Find the area of the loop of the curve $3 a y^2=x(x-a)^2$.
Solution:
Put $\mathrm{y}=0$; we get $\mathrm{x}=0$, a
It meets the $\mathrm{x}$ - axis at $\mathrm{x}=0$ and $\mathrm{x}=\mathrm{a}$
$\therefore$ Here a loop is formed between the points $(0,0)$ and $(\mathrm{a}, 0)$ about $\mathrm{x}$-axis.
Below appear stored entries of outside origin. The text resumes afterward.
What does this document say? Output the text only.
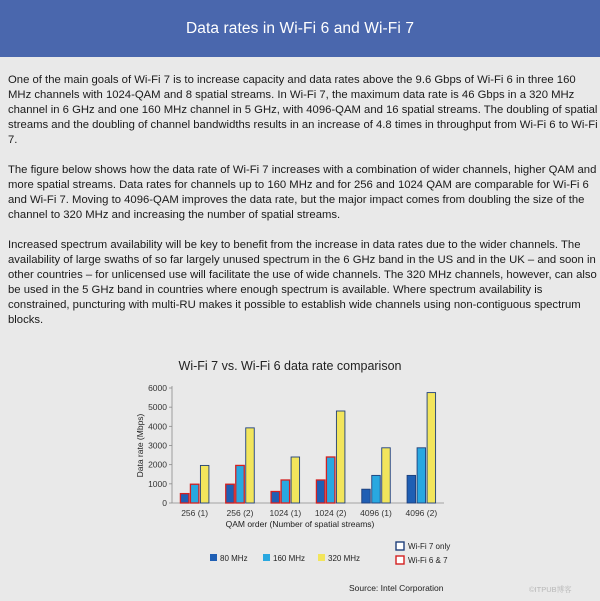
Data rates in Wi-Fi 6 and Wi-Fi 7

One of the main goals of Wi-Fi 7 is to increase capacity and data rates above the 9.6 Gbps of Wi-Fi 6 in three 160 MHz channels with 1024-QAM and 8 spatial streams. In Wi-Fi 7, the maximum data rate is 46 Gbps in a 320 MHz channel in 6 GHz and one 160 MHz channel in 5 GHz, with 4096-QAM and 16 spatial streams. The doubling of spatial streams and the doubling of channel bandwidths results in an increase of 4.8 times in throughput from Wi-Fi 6 to Wi-Fi 7.

The figure below shows how the data rate of Wi-Fi 7 increases with a combination of wider channels, higher QAM and more spatial streams. Data rates for channels up to 160 MHz and for 256 and 1024 QAM are comparable for Wi-Fi 6 and Wi-Fi 7. Moving to 4096-QAM improves the data rate, but the major impact comes from doubling the size of the channel to 320 MHz and increasing the number of spatial streams.

Increased spectrum availability will be key to benefit from the increase in data rates due to the wider channels. The availability of large swaths of so far largely unused spectrum in the 6 GHz band in the US and in the UK – and soon in other countries – for unlicensed use will facilitate the use of wide channels. The 320 MHz channels, however, can also be used in the 5 GHz band in countries where enough spectrum is available. Where spectrum availability is constrained, puncturing with multi-RU makes it possible to establish wide channels using non-contiguous spectrum blocks.

Wi-Fi 7 vs. Wi-Fi 6 data rate comparison
0
1000
2000
3000
4000
5000
6000
Data rate (Mbps)
256 (1) 256 (2) 1024 (1) 1024 (2) 4096 (1) 4096 (2)
QAM order (Number of spatial streams)
80 MHz	160 MHz	320 MHz
Wi-Fi 7 only
Wi-Fi 6 & 7
Source: Intel Corporation	©ITPUB博客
Since the curve is symmetrical about $\mathrm{x}$-axis, the area of the loop is twice the area of the portion above the $\mathrm{x}$-axis.

$
\begin{aligned}
\text { Required area } & =2 \int_0^a y d x \\
& =-2 \int_0^a \frac{\sqrt{x}(x-a)}{\sqrt{3 a}} d x=-\frac{2}{\sqrt{3 a}} \int_0^a\left[x^{3 / 2}-a \sqrt{x}\right] d x \\
& =-\frac{2}{\sqrt{3 a}}\left[\frac{2}{5} x^{5 / 2}-\frac{2 a}{3} x^{3 / 2}\right]_0^a=\frac{8 a^2}{15 \sqrt{3}}=\frac{8 \sqrt{3} a^2}{45} \\
\text { Required area } & =\frac{8 \sqrt{3} a^2}{45} \text { sq. units. }
\end{aligned}
$

Question 4.
Find the area between the line $y=x+1$ and the curve $y=x^2-1$
Solution:
To get the points of intersection of the curves we should solve the equations $y=x+1$ and $y=x^2-1$.
we get, $\mathrm{x}^2-1=\mathrm{x}+1$

$
x^2-x-2=0 \Rightarrow(x-2)(x+1)=0
$
$
\mathrm{x}=-1 \text { or } \mathrm{x}=2
$
$\therefore$ The line intersects the curve at $\mathrm{x}=-1$ and $\mathrm{x}=2$.
$
\begin{aligned}
\text { Required area } & =\int_a^b\left[\begin{array}{c}
f(x)-g(x) \\
\text { above below }
\end{array}\right] d x \\
& =\int_{-1}^2\left[(x+1)-\left(x^2-1\right)\right] d x \\
& =\int_{-1}^2\left[2+x-x^2\right] d x=\left[2 x+\frac{x^2}{2}-\frac{x^3}{3}\right]_{-1}^2 \\
& =\left[4+2-\frac{8}{3}\right]-\left[-2+\frac{1}{2}+\frac{1}{3}\right]=\frac{9}{2} \text { sq. units. }
\end{aligned}
$